There are individual tools that help during each phase of the lifecycle. For example, there’s Lifecycle Management Tools for Build & Plan phases; Gateway tools for Run phase; and a Developer Portal for Sharing phase.
The Value of APIs for Organisations
First of all, is to make money. Organizations like eBay get a lot of transactional value and get a lot of revenue from their API. This is because the API serves as an aggregator of transaction volume from a myriad of different sources. For example, 60% of all listings on eBay added via their APIs.
Other enterprises are saving money. There are plenty of use cases of how organizations saving by using Amazon web services. For example, SmugMug saves >$500k /year with Amazon S3 Storage.

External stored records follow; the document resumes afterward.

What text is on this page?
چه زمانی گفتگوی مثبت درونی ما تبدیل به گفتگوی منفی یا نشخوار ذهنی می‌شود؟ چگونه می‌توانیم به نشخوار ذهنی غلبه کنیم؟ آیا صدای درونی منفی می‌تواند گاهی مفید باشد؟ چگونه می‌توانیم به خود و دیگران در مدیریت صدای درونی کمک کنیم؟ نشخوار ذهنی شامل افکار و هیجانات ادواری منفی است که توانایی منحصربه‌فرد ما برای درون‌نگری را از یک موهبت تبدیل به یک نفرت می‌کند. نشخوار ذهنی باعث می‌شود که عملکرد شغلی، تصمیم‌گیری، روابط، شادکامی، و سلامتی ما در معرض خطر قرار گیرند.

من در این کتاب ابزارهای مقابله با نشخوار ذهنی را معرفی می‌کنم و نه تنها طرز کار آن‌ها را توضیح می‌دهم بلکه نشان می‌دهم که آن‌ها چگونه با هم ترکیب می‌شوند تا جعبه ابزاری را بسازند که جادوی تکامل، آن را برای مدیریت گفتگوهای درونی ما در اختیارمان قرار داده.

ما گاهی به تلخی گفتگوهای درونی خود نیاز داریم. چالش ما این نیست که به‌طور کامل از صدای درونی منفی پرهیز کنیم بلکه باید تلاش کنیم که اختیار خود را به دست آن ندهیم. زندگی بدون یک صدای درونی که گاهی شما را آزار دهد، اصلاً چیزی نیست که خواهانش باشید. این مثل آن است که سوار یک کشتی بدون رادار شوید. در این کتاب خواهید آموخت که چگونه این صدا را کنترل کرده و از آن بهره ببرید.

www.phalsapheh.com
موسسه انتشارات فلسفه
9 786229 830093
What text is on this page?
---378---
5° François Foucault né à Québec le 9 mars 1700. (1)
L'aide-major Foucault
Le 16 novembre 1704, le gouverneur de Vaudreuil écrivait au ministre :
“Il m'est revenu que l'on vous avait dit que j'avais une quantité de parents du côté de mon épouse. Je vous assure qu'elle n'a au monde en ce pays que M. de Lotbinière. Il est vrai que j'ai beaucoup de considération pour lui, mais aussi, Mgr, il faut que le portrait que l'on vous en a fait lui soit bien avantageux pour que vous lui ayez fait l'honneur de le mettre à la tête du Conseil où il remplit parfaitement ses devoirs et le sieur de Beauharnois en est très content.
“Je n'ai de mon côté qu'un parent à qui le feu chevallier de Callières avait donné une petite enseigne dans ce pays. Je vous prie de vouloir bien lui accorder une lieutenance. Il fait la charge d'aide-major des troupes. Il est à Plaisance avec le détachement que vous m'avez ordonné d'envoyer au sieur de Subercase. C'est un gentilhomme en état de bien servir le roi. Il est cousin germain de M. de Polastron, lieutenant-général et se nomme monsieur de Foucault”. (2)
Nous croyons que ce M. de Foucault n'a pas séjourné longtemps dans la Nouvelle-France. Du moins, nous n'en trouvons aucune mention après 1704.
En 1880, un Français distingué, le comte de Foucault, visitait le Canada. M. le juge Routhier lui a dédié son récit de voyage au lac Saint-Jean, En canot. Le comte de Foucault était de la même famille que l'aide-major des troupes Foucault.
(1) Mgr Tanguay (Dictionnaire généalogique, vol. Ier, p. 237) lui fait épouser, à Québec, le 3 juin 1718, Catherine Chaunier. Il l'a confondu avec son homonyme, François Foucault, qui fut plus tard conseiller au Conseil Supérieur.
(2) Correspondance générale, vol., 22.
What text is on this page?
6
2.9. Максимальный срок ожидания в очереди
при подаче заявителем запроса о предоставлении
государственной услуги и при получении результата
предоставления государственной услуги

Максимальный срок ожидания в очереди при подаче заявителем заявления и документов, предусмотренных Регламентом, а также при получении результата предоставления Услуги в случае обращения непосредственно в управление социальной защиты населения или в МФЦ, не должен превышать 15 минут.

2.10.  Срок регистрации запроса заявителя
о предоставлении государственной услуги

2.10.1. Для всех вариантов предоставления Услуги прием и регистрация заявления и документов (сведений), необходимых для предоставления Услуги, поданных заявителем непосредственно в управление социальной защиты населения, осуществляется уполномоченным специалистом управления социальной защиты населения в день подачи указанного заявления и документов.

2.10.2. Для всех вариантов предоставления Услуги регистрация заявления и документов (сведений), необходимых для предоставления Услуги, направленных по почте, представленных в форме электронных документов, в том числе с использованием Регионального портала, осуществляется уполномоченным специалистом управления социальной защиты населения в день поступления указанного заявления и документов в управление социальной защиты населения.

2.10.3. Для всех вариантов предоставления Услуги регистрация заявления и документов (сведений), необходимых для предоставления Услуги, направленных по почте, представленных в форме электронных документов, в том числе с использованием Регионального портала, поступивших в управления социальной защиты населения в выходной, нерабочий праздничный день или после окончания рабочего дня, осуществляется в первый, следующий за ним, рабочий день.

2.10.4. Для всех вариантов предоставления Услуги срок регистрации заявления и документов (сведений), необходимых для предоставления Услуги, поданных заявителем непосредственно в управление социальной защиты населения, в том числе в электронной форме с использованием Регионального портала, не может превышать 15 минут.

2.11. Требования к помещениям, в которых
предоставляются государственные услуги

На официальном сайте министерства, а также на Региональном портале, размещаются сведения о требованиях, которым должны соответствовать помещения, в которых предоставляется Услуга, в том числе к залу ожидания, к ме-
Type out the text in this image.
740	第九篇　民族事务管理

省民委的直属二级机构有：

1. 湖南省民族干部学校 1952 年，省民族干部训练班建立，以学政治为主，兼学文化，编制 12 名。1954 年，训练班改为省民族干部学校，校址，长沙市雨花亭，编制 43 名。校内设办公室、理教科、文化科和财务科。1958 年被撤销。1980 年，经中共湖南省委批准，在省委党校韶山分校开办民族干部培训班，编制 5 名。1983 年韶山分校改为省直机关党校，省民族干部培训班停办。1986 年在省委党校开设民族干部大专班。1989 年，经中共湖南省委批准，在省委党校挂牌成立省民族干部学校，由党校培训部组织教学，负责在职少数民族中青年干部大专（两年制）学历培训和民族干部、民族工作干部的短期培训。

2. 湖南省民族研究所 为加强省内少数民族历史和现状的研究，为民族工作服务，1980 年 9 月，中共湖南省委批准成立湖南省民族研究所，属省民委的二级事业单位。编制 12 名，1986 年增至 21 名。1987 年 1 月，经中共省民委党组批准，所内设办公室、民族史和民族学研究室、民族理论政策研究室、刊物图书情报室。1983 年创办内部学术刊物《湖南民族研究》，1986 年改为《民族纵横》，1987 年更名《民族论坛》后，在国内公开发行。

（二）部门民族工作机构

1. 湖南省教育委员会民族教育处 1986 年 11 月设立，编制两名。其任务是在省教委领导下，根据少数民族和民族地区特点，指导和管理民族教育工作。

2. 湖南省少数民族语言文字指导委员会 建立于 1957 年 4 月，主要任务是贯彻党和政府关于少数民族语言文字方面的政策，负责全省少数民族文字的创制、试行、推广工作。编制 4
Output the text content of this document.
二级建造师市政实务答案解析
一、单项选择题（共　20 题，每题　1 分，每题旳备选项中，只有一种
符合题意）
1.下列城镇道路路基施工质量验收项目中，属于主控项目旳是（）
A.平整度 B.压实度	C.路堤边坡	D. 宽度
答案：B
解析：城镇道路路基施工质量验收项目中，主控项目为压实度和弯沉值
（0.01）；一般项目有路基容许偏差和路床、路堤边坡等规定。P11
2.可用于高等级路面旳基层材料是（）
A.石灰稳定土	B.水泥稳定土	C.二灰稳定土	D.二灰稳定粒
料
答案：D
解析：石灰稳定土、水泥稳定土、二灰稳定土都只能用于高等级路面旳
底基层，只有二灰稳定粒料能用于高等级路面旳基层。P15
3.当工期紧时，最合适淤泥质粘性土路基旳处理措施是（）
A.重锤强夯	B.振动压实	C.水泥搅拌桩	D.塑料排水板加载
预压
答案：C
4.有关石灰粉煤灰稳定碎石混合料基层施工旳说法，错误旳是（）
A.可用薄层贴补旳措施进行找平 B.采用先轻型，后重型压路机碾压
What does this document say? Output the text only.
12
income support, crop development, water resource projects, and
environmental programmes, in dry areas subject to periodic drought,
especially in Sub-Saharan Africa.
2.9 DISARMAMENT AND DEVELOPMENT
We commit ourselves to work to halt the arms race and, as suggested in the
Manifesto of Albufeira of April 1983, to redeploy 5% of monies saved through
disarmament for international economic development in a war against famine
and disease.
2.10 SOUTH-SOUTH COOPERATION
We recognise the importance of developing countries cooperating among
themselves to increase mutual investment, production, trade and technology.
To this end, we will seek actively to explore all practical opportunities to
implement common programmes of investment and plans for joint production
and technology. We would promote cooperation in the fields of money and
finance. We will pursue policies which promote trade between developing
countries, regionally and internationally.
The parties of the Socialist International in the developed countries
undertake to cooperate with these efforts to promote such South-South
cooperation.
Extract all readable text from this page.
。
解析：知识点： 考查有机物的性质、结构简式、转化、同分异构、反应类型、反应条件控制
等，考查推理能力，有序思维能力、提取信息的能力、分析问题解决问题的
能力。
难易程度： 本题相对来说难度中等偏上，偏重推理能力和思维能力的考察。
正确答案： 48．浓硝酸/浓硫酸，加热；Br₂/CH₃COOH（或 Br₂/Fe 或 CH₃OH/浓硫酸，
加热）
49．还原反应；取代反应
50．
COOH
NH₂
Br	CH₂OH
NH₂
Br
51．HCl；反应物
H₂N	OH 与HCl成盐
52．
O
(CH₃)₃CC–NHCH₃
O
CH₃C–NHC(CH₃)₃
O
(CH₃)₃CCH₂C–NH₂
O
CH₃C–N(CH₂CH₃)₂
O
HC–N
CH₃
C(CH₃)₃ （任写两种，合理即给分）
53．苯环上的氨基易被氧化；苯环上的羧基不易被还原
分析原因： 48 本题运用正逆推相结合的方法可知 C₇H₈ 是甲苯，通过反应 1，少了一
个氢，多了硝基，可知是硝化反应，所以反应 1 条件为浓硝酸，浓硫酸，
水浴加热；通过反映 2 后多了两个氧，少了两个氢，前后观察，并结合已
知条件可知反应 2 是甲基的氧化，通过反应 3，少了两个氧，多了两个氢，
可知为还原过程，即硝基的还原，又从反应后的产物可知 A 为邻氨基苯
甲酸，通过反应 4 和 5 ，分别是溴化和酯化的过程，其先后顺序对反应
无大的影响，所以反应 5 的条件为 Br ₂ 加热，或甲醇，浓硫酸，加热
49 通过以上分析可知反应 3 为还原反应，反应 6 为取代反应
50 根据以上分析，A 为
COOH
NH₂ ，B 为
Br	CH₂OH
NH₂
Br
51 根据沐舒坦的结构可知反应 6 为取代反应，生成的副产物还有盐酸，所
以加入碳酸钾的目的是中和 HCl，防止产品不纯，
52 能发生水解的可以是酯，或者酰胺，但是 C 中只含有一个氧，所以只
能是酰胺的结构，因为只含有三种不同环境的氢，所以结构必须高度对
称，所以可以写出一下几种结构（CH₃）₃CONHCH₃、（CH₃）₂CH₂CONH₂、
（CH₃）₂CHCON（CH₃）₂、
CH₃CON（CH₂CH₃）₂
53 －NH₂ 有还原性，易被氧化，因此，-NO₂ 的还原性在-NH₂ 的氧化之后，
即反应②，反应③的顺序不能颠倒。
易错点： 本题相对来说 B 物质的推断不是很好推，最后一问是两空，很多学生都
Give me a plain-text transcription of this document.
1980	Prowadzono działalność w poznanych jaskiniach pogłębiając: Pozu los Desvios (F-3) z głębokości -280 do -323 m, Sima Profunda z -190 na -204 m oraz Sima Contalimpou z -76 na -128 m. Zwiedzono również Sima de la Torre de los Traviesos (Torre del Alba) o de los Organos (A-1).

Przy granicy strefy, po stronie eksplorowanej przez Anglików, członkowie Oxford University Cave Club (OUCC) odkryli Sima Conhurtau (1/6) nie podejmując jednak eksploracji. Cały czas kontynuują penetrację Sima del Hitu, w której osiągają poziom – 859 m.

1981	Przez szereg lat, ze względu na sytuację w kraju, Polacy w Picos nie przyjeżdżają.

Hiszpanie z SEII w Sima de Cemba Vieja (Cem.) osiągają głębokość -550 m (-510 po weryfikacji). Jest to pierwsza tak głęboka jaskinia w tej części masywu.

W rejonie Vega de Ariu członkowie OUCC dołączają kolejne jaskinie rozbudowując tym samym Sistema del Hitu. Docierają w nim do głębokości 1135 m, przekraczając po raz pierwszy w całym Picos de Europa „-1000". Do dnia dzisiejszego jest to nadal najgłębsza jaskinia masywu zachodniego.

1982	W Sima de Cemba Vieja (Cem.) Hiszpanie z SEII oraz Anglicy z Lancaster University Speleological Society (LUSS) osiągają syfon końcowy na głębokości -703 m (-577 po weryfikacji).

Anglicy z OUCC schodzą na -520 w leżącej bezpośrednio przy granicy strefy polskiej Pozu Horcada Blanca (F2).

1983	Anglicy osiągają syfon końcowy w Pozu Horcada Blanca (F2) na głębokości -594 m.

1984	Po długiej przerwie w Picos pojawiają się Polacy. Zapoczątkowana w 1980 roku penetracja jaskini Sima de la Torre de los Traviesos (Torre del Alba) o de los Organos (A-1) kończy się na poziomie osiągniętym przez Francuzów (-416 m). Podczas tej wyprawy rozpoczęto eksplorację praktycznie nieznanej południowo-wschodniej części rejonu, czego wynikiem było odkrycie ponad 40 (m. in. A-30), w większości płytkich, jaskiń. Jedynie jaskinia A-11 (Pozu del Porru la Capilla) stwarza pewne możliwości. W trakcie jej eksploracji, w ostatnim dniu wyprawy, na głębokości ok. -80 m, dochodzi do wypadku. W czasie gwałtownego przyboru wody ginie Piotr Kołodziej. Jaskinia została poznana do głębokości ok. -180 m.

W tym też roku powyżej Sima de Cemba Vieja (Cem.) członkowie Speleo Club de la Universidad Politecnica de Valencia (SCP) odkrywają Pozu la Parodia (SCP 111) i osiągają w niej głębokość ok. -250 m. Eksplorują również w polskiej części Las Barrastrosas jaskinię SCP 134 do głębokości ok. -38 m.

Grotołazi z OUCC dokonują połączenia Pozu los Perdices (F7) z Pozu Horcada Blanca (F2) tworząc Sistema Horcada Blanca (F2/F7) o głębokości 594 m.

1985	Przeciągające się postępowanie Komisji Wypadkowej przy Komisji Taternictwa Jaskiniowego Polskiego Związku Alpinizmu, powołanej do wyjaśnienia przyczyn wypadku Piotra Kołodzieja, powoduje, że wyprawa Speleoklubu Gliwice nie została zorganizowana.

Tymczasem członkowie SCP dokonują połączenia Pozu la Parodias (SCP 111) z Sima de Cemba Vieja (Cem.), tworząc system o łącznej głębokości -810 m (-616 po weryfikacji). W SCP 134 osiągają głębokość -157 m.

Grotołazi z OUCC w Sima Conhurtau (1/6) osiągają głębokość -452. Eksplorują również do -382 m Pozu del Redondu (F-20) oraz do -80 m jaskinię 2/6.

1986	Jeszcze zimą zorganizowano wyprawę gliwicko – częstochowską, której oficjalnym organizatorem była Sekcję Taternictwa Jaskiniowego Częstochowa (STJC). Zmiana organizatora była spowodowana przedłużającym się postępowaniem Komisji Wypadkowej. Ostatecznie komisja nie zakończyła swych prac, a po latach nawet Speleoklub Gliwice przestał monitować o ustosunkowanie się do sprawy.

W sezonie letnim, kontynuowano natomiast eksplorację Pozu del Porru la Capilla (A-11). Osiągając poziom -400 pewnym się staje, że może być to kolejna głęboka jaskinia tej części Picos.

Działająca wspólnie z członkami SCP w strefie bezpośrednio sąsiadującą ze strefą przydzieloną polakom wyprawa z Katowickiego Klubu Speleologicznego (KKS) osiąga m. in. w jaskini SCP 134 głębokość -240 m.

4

You can also build a brand with the power of API. Companies like Google and Facebook develop open platforms to drive new consumers and share their name. Open products allow external developers to build new features and thus popularize the brand. Google Maps get 300% growth comparing to 20% MapQuest.
Organizations like Salesforce have become very successful thanks to APIs. Salesforce gets over 50% of transactions through its API. This is how now numerous companies have embedded Salesforce processes into their internal workflow.
This just three main examples of how you can make and save money, build brand awareness through the development of internal API and opening it to the world.